Storing big data file for fast access?

I have a somewhat big .txt data file (~70 MB, ~1M lines, ~30 columns) that I plan to study during the next few months. Data are mostly floats, but also strings and integers. And I’ll probably work with more files like that in the future. That means I most likely have to read it in more than a couple of times.

What is the recommended way of handling repeated reading of big files this? I would guess it is reasonable to save it as something else than .txt, which would be easier for the computer to read. But I don’t know if the implementation of reading .csv files is fast enough or should it be more binary like.

I have very briefly looked at JuliaDB, HDF5, and FortranFiles. At the moment, JuliaDB seems the most approriate.

I am open to recommendations and tips. :slight_smile:

That’s not very big—it easily fits in memory. Are you launching Julia over and over? Why not just leave a Jupyter/IJulia notebook open for your analyses with the data loaded in memory all of the time? If you only relaunch it once every few days or every few weeks, the load time ceases to matter.

(You can use Revise.jl to re-load modules you are editing without restarting Julia.)

1 Like

I’m using Arrow.jl for larger files (20Gb) and it works very well. I especially like that there is compression built into the package. I compress with lz4 which is reasonably fast.

3 Likes

FWIW:

julia> using CSV

julia> df = DataFrame(rand(1_000_000, 30), :auto);

julia> CSV.write("out.csv", df);

julia> using BenchmarkTools

julia> @btime CSV.read("out.csv", DataFrame);
  1.824 s (930 allocations: 254.16 MiB)

The csv file created above is ~550MB large, so I would expect your file to be parsed more quickly. Also, this is just using one thread, so might benefit from starting Julia with more threads if available. I’d think your file should be parsed in less than a second using CSV.jl on any reasonably modern machine.

Also CSV.jl should handle txt files just fine (if they are formatted correctly), so no need to save as a csv separately.

That said, for really large files I second the Arrow recommendation.

6 Likes

Arrow format doesn’t do compression, right?

Relation to other projects

What is the difference between Apache Arrow and Apache Parquet?

Parquet is not a “runtime in-memory format”; in general, file formats almost always have to be deserialized into some in-memory data structure for processing. We intend for Arrow to be that in-memory data structure.

Parquet is a storage format designed for maximum space efficiency, using advanced compression and encoding techniques. It is ideal when wanting to minimize disk usage while storing gigabytes of data, or perhaps more. This efficiency comes at the cost of relatively expensive reading into memory, as Parquet data cannot be directly operated on but must be decoded in large chunks.

Conversely, Arrow is an in-memory format meant for direct and efficient use for computational purposes. Arrow data is not compressed (or only lightly so, when using dictionary encoding) but laid out in natural format for the CPU, so that data can be accessed at arbitrary places at full speed.

Therefore, Arrow and Parquet complement each other and are commonly used together in applications. Storing your data on disk using Parquet and reading it into memory in the Arrow f

in the Arrow format will allow you to make the most of your computing hardware.
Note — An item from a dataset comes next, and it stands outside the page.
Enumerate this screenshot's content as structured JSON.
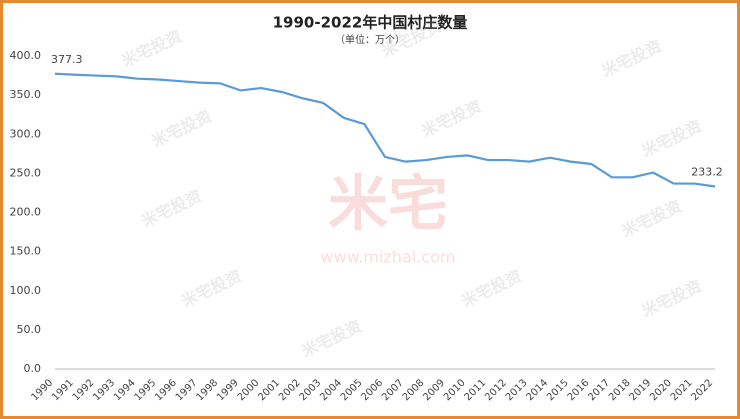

As far as I understand the compression in the Arrow.jl package happens separate from the Arrow format using CodecLz4.jl (see here and here), but it is convenient since its just an argument in the Arrow.write function.

1 Like

You are certainly right, I learned something.
A couple of months ago I was juggling a dataset on my Mac which had trouble fitting in memory. Perhaps this would have helped. I thought I’d want compression, but I thought it doesn’t exist. I was using Dataframes.jl.

To clarify, I was thinking of using compressed column data in-memory to enable a larger amount of it to be held in memory. Is this only for disk files?